Project Complete: FireAnt
FireAnt, a video aggregator that I helped create back in 2005, was sold this week for $400,000.
Read about here and here.
It's kind of a bittersweet ending.
Glad that our work found a home and all bills paid off, but wish we could have done it all differently.
In 2004, the small Videoblogging group began intentionally using video to document our lives and then distribute them through blogs. A question quickly arose: "How could we more easily follow lots of different videoblogs?"
Peter decided to make Mefeedia. Josh and I decided to make AntNotTv (later renamed FireAnt).
We hooked up with Daniel Salber and Eric Radmall who singlehandedly developed the mac and PC versions.
(First version of FireAnt, Dec 2004)
It's the old story.
Four guys working full-time jobs, making software in their bedrooms at night.
The Videoblogging group was our main testing peeps, giving such great feedback and urging us on.
Remember, this was a time when 99% of humans couldn't conceive of RSS...let alone a video aggregator.
When iTunes enabled RSS subscription and video playback, we felt totally validated.
When Apple launched the video iPod, we thought we had arrived.
We worked ourselves to the bone for 18 months for no money.
The old story continues.
Now we felt we needed to become "serious".
We needed "money".
So we got a couple "business guys" to solve all our problems.
I remember how naive we were.
"You're excited about what we're doing? You know about business? Cool, we'll share this with you!"
Suddenly we became a "corporation" and voted on "board members" and issued "stock".
We went to VC meetings looking for "investment".
After a while, the Bizness guys said they couldn't get money because the technology wasn't good enough.
We said they needed to be businessmen and get business...and then realized they had no contacts, the currency of dealmaking.
Reality set in. Lots of phone fighting.
I was forced out of daily decisions in the summer of 2006.
Josh was the only founder who stayed on with the biz dudes.
FireAnt racked up tens of thousands of dollars in expenses, development costs, and legal fees.
Infighting seemed to bring any momentum to a halt.
To Josh's credit, he was able to get things organized enough to sell the good technology that FireAnt developed. The $400,000 basically pays off all loans and debt the company had. The story ends.

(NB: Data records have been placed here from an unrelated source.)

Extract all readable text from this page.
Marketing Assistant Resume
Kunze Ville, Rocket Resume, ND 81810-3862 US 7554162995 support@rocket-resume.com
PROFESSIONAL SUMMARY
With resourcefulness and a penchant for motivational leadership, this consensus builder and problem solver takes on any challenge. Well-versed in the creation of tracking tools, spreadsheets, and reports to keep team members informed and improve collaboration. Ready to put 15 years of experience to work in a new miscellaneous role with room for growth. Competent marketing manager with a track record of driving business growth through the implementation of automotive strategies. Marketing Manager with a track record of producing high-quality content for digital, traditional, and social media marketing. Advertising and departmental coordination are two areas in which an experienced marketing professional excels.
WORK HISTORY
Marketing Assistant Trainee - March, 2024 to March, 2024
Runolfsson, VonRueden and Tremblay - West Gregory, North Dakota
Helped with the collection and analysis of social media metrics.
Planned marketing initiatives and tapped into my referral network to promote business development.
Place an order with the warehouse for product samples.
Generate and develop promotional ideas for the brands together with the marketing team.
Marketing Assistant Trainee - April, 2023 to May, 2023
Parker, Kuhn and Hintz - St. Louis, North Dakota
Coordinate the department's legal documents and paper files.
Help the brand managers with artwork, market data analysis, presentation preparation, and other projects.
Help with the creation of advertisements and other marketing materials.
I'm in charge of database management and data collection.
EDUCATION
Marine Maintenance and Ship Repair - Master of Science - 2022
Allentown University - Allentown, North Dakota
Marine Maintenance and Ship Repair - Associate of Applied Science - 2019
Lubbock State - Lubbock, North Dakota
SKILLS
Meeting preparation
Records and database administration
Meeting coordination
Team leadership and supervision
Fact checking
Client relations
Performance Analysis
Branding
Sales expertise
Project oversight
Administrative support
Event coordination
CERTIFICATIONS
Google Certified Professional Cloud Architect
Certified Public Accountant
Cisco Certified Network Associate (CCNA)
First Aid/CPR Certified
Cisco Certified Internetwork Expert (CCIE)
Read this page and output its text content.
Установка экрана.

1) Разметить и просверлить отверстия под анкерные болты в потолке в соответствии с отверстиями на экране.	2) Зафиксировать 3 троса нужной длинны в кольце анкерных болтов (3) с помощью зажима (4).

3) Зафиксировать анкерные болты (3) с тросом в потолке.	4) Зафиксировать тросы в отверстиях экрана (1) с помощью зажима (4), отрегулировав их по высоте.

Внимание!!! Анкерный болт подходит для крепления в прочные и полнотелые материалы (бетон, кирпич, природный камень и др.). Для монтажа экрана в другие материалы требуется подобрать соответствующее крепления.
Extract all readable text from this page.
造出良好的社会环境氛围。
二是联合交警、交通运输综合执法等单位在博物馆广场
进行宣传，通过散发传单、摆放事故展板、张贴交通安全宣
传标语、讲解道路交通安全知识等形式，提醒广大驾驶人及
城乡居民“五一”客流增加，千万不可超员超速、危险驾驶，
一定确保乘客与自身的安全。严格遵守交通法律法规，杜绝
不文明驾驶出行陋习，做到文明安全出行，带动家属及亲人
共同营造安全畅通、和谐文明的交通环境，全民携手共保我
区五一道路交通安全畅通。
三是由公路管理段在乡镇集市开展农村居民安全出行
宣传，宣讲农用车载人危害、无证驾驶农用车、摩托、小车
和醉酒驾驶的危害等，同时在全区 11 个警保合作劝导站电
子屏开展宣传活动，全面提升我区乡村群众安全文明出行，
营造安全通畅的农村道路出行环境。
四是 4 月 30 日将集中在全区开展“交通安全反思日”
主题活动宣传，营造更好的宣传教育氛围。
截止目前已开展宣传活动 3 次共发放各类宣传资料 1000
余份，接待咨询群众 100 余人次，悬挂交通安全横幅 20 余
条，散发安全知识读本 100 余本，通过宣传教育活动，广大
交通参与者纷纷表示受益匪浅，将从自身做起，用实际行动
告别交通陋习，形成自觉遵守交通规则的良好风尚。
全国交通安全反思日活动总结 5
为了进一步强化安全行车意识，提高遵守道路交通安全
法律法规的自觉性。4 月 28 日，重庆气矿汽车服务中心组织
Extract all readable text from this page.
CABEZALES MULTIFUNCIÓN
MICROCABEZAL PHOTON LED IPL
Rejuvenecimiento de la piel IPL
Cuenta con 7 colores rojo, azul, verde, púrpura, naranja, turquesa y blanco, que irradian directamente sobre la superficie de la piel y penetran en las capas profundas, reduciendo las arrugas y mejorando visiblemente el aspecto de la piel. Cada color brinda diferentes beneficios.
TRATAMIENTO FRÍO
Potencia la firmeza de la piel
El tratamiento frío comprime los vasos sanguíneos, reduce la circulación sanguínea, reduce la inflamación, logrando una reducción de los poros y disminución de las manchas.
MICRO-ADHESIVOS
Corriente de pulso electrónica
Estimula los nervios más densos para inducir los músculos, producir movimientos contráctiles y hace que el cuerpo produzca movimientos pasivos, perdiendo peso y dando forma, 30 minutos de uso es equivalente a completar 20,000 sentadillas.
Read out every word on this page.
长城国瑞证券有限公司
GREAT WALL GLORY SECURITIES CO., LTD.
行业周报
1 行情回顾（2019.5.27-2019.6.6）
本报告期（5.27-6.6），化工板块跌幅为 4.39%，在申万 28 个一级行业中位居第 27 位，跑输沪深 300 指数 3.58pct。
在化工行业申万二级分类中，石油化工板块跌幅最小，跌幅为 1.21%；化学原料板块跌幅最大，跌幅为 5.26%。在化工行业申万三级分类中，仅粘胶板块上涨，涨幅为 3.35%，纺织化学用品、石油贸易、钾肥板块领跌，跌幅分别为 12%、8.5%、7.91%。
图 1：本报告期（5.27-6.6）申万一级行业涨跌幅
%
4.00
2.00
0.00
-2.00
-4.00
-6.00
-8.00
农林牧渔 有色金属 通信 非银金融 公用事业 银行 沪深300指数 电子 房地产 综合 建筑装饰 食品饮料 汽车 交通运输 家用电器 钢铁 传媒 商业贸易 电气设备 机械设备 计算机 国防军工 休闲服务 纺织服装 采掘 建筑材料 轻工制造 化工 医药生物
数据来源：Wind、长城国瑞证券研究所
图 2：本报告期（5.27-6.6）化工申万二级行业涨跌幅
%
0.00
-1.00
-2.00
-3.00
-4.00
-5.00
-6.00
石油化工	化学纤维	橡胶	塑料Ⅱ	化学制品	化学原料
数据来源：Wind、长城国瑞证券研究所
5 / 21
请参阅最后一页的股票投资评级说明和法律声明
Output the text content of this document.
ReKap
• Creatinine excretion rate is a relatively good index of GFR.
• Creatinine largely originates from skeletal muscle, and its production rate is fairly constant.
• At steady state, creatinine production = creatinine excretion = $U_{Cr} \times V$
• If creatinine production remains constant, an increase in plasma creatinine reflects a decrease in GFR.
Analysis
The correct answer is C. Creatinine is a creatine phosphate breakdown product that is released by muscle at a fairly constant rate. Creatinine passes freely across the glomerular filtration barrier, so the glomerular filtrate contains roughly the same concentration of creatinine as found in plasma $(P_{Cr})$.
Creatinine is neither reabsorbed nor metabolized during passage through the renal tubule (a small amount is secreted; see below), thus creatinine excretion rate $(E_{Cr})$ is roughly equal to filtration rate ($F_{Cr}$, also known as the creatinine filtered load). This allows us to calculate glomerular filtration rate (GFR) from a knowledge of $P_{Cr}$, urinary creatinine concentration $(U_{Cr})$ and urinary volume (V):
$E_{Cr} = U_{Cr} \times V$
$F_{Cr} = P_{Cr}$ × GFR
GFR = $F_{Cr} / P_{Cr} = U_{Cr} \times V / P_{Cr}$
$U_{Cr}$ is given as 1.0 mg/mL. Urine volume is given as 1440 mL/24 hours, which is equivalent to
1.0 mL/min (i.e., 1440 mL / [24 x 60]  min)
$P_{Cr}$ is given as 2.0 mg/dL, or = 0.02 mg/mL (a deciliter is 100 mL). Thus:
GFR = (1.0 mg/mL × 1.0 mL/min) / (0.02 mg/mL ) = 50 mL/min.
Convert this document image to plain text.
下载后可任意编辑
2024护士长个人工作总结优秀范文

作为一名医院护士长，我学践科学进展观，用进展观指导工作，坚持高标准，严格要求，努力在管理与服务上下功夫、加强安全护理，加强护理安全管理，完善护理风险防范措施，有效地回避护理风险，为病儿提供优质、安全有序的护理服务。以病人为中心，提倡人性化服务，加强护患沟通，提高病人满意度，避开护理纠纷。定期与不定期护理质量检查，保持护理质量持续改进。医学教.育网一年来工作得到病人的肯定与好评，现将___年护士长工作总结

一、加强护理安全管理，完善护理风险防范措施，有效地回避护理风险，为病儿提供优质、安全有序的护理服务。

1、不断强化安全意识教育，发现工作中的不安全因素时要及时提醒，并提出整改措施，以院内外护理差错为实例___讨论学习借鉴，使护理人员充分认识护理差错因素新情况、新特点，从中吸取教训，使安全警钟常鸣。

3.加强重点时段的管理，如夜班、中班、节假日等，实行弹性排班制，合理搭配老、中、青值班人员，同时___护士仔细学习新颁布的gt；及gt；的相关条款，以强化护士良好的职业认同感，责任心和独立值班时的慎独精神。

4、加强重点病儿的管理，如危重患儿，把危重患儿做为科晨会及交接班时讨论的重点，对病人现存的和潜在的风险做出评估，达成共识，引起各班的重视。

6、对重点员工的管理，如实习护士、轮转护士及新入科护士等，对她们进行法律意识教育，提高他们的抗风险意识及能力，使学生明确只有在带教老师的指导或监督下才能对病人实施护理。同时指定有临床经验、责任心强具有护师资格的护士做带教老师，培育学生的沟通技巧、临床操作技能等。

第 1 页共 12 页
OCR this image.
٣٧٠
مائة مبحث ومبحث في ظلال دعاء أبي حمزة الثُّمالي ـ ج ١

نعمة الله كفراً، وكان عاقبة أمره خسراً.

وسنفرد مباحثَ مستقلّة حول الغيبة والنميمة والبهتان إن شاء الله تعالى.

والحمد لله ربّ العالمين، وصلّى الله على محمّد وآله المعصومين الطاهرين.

So I guess I become one of many software entrepreneurs who pass on this advice:
Do it for as long as you can on your own.
Success is definitely about good ideas, team, and execution...but it's also all about contacts and luck.
Don't believe the hype of quick riches.
haha and trust yourself.
UDPATE: Josh was worried that I made him look bad. He and I definitely had core disagreements over the past couple years, but he deserves the credit for sticking with FireAnt and saving it from the dead startup graveyard. Hopefully he will take time to share his experiences on his blog. FireAnt started as a community project and I know people would really benefit from hearing what he learned.
UPDATE: In my rush to write a port-mortem, I forgot to mention all the work that Clint Sharp did. He was with the project for a relatively short time, but created the entire website directory that had a huge impact on the public seeing what FireAnt could do. Clint always was able to bring reality to all our conversations. He has a great blog post here about how it all went down.